LES DERNIÈRES MODIFICATIONS DE LA LOI ÉLECTORALE DEVANT LA COUR CONSTITUTIONNELLE
Les personnalités indépendantes membres de la Plateforme Alternance 2023, ainsi que les membres de la société civile engagée pour le changement ont saisi ce lundi 17 juillet la Cour constitutionnelle en vue de l'annulation de la dernière modification de la loi électorale qui vise la suppression des enveloppes accolées et la représentation des candidats dans les bureaux de vote.

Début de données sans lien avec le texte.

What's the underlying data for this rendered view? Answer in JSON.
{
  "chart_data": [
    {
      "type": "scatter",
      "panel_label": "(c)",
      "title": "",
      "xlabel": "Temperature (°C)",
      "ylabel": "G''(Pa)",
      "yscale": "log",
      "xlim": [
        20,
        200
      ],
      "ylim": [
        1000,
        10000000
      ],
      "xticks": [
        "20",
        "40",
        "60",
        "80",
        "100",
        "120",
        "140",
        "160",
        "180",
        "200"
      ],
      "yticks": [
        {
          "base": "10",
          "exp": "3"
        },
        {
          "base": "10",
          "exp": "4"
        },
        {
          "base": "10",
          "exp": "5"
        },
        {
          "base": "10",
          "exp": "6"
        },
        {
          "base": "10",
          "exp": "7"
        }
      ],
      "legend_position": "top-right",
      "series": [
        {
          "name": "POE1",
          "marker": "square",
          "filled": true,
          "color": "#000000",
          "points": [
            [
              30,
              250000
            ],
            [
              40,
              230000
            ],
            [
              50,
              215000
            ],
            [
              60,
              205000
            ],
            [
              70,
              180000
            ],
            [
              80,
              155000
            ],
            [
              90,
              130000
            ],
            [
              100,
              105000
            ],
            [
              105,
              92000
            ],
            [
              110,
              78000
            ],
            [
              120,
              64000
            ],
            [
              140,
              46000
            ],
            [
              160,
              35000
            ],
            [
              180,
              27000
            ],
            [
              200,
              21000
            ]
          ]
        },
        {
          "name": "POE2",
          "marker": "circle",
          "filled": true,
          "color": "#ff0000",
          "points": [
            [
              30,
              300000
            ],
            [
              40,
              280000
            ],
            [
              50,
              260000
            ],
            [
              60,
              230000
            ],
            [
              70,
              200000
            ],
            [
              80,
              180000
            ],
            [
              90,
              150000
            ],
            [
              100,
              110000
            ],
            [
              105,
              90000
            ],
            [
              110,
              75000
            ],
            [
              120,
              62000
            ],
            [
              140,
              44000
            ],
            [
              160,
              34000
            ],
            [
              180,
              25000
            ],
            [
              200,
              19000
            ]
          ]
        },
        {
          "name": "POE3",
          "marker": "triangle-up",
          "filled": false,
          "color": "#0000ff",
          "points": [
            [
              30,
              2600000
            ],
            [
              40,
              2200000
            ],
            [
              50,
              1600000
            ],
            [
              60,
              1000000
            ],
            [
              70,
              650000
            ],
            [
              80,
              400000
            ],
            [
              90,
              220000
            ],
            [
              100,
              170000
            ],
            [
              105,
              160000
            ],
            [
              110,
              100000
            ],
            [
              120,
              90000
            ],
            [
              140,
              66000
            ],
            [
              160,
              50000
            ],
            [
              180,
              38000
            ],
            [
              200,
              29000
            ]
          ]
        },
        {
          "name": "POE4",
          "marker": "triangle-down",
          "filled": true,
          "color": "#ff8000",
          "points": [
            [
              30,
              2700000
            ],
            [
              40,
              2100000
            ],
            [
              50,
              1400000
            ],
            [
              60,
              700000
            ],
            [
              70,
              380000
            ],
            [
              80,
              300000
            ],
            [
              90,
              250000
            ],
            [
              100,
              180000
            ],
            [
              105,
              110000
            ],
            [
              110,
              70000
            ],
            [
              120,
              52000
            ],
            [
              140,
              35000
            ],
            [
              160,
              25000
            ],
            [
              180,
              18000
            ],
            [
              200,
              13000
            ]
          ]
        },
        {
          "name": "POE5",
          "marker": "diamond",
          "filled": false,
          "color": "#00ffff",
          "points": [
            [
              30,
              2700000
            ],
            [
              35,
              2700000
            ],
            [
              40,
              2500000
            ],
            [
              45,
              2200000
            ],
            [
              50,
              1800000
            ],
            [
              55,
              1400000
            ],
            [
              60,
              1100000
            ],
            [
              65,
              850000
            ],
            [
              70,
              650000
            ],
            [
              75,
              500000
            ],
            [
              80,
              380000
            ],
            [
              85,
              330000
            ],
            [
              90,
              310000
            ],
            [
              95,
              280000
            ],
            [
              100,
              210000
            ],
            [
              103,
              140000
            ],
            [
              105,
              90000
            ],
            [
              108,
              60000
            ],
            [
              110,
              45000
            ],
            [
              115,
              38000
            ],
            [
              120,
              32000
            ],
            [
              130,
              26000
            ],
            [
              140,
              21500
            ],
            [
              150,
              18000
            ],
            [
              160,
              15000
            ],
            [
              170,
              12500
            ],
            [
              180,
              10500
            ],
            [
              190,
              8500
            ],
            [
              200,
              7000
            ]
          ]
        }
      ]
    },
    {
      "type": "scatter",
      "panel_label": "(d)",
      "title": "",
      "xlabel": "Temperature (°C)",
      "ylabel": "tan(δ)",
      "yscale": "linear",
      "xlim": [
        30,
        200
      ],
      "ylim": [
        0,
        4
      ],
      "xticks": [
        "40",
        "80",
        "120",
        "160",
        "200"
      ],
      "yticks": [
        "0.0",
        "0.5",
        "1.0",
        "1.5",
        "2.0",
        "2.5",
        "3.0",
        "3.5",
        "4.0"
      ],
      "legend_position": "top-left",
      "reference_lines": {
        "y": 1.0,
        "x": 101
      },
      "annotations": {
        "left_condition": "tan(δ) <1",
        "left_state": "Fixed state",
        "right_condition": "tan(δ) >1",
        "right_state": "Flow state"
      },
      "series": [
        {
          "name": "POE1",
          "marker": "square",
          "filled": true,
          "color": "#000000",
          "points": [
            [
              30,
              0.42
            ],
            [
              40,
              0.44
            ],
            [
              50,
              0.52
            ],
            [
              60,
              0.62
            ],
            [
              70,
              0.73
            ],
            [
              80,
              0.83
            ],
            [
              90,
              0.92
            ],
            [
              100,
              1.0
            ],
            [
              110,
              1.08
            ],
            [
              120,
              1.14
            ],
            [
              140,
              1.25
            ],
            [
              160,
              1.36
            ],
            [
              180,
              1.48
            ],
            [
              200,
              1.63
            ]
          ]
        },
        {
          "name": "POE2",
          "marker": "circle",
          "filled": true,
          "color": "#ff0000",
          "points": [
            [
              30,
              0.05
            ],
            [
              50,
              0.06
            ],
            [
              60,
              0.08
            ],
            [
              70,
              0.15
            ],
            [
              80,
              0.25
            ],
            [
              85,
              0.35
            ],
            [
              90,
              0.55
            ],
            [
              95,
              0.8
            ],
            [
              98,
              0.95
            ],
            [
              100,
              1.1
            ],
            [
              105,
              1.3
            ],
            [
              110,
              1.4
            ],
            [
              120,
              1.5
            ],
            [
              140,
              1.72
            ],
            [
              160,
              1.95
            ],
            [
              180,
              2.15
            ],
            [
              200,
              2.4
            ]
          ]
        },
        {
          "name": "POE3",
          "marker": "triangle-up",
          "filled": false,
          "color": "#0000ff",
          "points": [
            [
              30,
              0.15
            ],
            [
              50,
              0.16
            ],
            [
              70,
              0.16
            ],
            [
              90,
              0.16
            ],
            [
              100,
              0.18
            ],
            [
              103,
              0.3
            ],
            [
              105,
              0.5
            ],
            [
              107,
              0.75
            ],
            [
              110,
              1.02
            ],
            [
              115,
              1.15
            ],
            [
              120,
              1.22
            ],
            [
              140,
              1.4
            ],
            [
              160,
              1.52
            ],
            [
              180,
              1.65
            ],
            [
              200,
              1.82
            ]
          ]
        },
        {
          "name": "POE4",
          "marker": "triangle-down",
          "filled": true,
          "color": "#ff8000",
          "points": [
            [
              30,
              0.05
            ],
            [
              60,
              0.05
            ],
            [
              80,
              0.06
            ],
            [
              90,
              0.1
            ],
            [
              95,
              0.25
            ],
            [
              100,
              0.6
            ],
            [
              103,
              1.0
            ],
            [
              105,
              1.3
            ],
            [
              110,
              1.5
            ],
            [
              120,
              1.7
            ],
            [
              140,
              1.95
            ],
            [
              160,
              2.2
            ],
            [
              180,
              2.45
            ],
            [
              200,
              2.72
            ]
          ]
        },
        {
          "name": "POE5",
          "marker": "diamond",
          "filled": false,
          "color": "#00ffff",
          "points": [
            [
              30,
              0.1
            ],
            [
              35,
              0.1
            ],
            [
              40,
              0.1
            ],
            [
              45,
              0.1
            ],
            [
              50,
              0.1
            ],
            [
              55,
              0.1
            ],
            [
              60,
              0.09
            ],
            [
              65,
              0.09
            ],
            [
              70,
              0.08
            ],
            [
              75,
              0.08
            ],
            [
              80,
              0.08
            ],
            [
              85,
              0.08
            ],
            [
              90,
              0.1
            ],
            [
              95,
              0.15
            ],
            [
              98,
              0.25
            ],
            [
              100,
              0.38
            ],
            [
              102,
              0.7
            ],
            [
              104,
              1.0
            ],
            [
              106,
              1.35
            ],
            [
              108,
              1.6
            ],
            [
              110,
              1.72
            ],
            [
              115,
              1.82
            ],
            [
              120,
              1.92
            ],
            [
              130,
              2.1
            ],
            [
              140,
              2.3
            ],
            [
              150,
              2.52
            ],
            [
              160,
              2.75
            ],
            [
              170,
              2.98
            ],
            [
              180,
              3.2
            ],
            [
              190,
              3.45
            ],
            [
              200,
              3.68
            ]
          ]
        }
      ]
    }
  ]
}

Désapprouvant la manière dont les lois se font et se défont en «catimini», les membres d’Alternance 2023 et alliés accusent les législateurs et le gouvernement de triturer des lois pour faciliter des actes de fraude. «Un tripatouillage électoral», un comportement digne d’une «République bananière».Les signataires de cette nouvelle requête déposée sur la table de Marie-Madeleine Mborantsuo sont : Justine Judith Lekogo, Geoffroy Foumboula Libeka Makosso, Jean Valentin Leyama, Ndong Obiang François, Okemvele Nkogho Edmond, Jocktane Mike, Barro Chambrier Hugues Alexandre, Paulette Missambo et Raymond Ndong Sima.
Le CGE en campagne d'explication
Dans la foulée, les membre du bureau du Conseil gabonais des élections ont face à la presse nationale et internationale, présenté les conditions de mise en oeuvre de cette nouvelle mesure arguant que celle -ci vise avant tout à lutter contre un taux certain d'absention face à la file d'attente lors des votes. Pour le CGE, il s’agit d’une amélioration pratique des articles 15; 76; 79 et 104 du code électoral gabonais.Notons qu'à ce jour, 20 candidats sont déjà sûrs de prendre part à la présidentielle, leurs candidatures ayant été retenues puisque répondant à toutes les exigences.Si le président du CGE, Michel Stéphane Bonda n’a pas précisé les noms des candidats dont les dossiers ont été validés, préférant attendre la publication de la liste officielle d’ici au 26 juillet prochain.